Cuba, Trump prepara regime-change, l’ultimatum a Diaz Canel: “Deve dimettersi”, presidente cubano: “Resistenza incrollabile”
A rivelare il retroscena è il New York Times, che cita "quattro persone a conoscenza dei colloqui". Secondo il quotidiano americano, gli Stati Uniti avrebbero fatto capire ai negoziatori cubani che il presidente deve dimettersi: se i cubani acconsentissero, si tratterebbe del primo grande sconvolgimento politico derivante dai colloqui tra i due Paesi, iniziati alcuni mesi fa.

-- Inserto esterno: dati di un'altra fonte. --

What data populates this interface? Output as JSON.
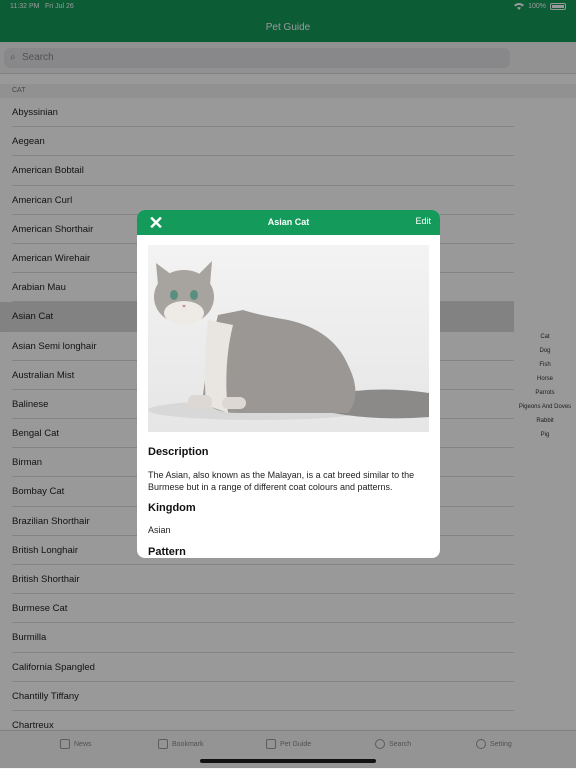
{
  "status_bar": {
    "time": "11:32 PM",
    "date": "Fri Jul 26",
    "battery": "100%"
  },
  "nav": {
    "title": "Pet Guide"
  },
  "search": {
    "placeholder": "Search"
  },
  "list": {
    "section_header": "CAT",
    "items": [
      "Abyssinian",
      "Aegean",
      "American Bobtail",
      "American Curl",
      "American Shorthair",
      "American Wirehair",
      "Arabian Mau",
      "Asian Cat",
      "Asian Semi longhair",
      "Australian Mist",
      "Balinese",
      "Bengal Cat",
      "Birman",
      "Bombay Cat",
      "Brazilian Shorthair",
      "British Longhair",
      "British Shorthair",
      "Burmese Cat",
      "Burmilla",
      "California Spangled",
      "Chantilly Tiffany",
      "Chartreux"
    ],
    "selected": "Asian Cat"
  },
  "index": [
    "Cat",
    "Dog",
    "Fish",
    "Horse",
    "Parrots",
    "Pigeons And Doves",
    "Rabbit",
    "Pig"
  ],
  "modal": {
    "close_symbol": "✕",
    "title": "Asian Cat",
    "edit_label": "Edit",
    "description_heading": "Description",
    "description_text": "The Asian, also known as the Malayan, is a cat breed similar to the Burmese but in a range of different coat colours and patterns.",
    "kingdom_heading": "Kingdom",
    "kingdom_value": "Asian",
    "pattern_heading": "Pattern"
  },
  "tabs": [
    "News",
    "Bookmark",
    "Pet Guide",
    "Search",
    "Setting"
  ]
}
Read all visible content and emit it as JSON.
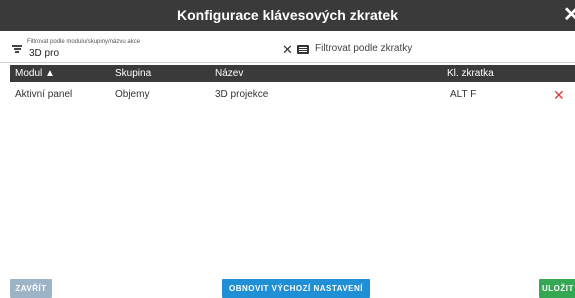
{
  "window": {
    "title": "Konfigurace klávesových zkratek",
    "close_glyph": "✕",
    "close_icon": "close-icon"
  },
  "filter": {
    "label": "Filtrovat podle modulu/skupiny/názvu akce",
    "value": "3D pro",
    "filter_icon": "filter-lines-icon",
    "clear_glyph": "✕",
    "clear_icon": "clear-icon",
    "keyboard_icon": "keyboard-icon",
    "shortcut_filter_label": "Filtrovat podle zkratky"
  },
  "table": {
    "columns": [
      {
        "label": "Modul ▲"
      },
      {
        "label": "Skupina"
      },
      {
        "label": "Název"
      },
      {
        "label": "Kl. zkratka"
      }
    ],
    "rows": [
      {
        "modul": "Aktivní panel",
        "skupina": "Objemy",
        "nazev": "3D projekce",
        "zkratka": "ALT F",
        "delete_glyph": "✕"
      }
    ]
  },
  "footer": {
    "close_label": "ZAVŘÍT",
    "reset_label": "OBNOVIT VÝCHOZÍ NASTAVENÍ",
    "save_label": "ULOŽIT"
  },
  "colors": {
    "header_bg": "#3a3a3a",
    "delete": "#e53935",
    "close_button": "#9db4c7",
    "reset_button": "#1f8fd6",
    "save_button": "#35a853"
  }
}
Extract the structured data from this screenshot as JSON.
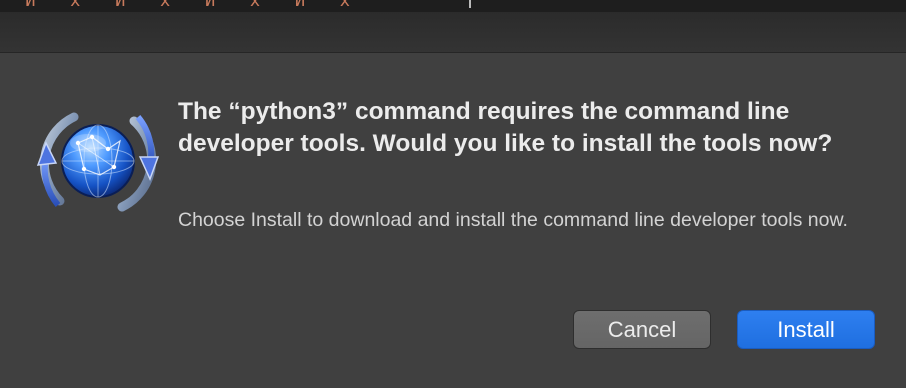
{
  "terminal": {
    "partial_text": "\"И\" \"x\" \"И\" \"x\" \"И\" \"x\" \"И\" \"x\""
  },
  "dialog": {
    "icon": "software-update-globe-icon",
    "title": "The “python3” command requires the command line developer tools. Would you like to install the tools now?",
    "message": "Choose Install to download and install the command line developer tools now.",
    "buttons": {
      "cancel_label": "Cancel",
      "install_label": "Install"
    }
  },
  "colors": {
    "dialog_background": "#404040",
    "accent": "#2a78ec",
    "terminal_text": "#c87a5c"
  }
}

Alla base della richiesta vi sarebbe la convinzione, da parte di alcuni funzionari statunitensi, che la rimozione del capo di Stato consentirebbe cambiamenti economici strutturali nel Paese. Díaz-Canel, considerato dai funzionari un intransigente, difficilmente appoggerebbe tali riforme.
Il presidente cubano, tuttavia, non arretra e respinge le minacce "quasi quotidiane" del presidente Usa: "Di fronte allo scenario peggiore, Cuba ha una garanzia: qualsiasi aggressore esterno incontrerà una resistenza incrollabile", ha scritto Díaz-Canel su X.

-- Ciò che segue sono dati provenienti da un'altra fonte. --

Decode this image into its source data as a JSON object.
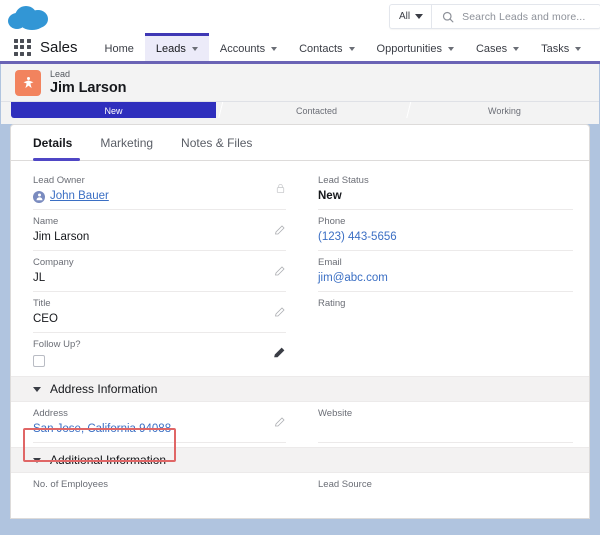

Negli ultimi giorni Washington ha intensificato la pressione sulle autorità comuniste cubane affinché consentano riforme di libero mercato, mentre l’isola – già in difficoltà – cerca di riprendersi da un blackout elettrico che ha colpito l’intero Paese.
Il Segretario di Stato Marco Rubio ha chiarito che le recenti aperture annunciate da Cuba, tra cui la possibilità per gli esuli di investire e possedere attività commerciali, non sono sufficienti. "Quello che hanno annunciato ieri non è abbastanza drastico. Non risolverà il problema. Quindi dovranno prendere delle decisioni importanti", ha detto Rubio ai giornalisti alla Casa Bianca.
Dal canto suo, Trump ha alzato ulteriormente i toni. Dopo aver dichiarato lunedì che avrebbe "conquistato" Cuba, il presidente ha aggiunto: "Faremo qualcosa con Cuba molto presto".
L’Avana, pur mostrando apertura al dialogo e agli investimenti, pone però una linea rossa invalicabile: il sistema politico non è negoziabile. Tanieris Dieguez, vice capo missione cubana a Washington, ha affermato che i due Paesi "hanno molte cose da mettere sul tavolo", ma che nessuno dei due dovrebbe chiedere all’altro di cambiare il proprio governo.
"Nulla che riguardi il nostro sistema politico, nulla che riguardi il nostro modello politico – il nostro modello costituzionale – fa parte dei negoziati e non ne farà mai parte", ha dichiarato. "L'unica cosa che Cuba chiede per qualsiasi dialogo è il rispetto della nostra sovranità e del nostro diritto all'autodeterminazione".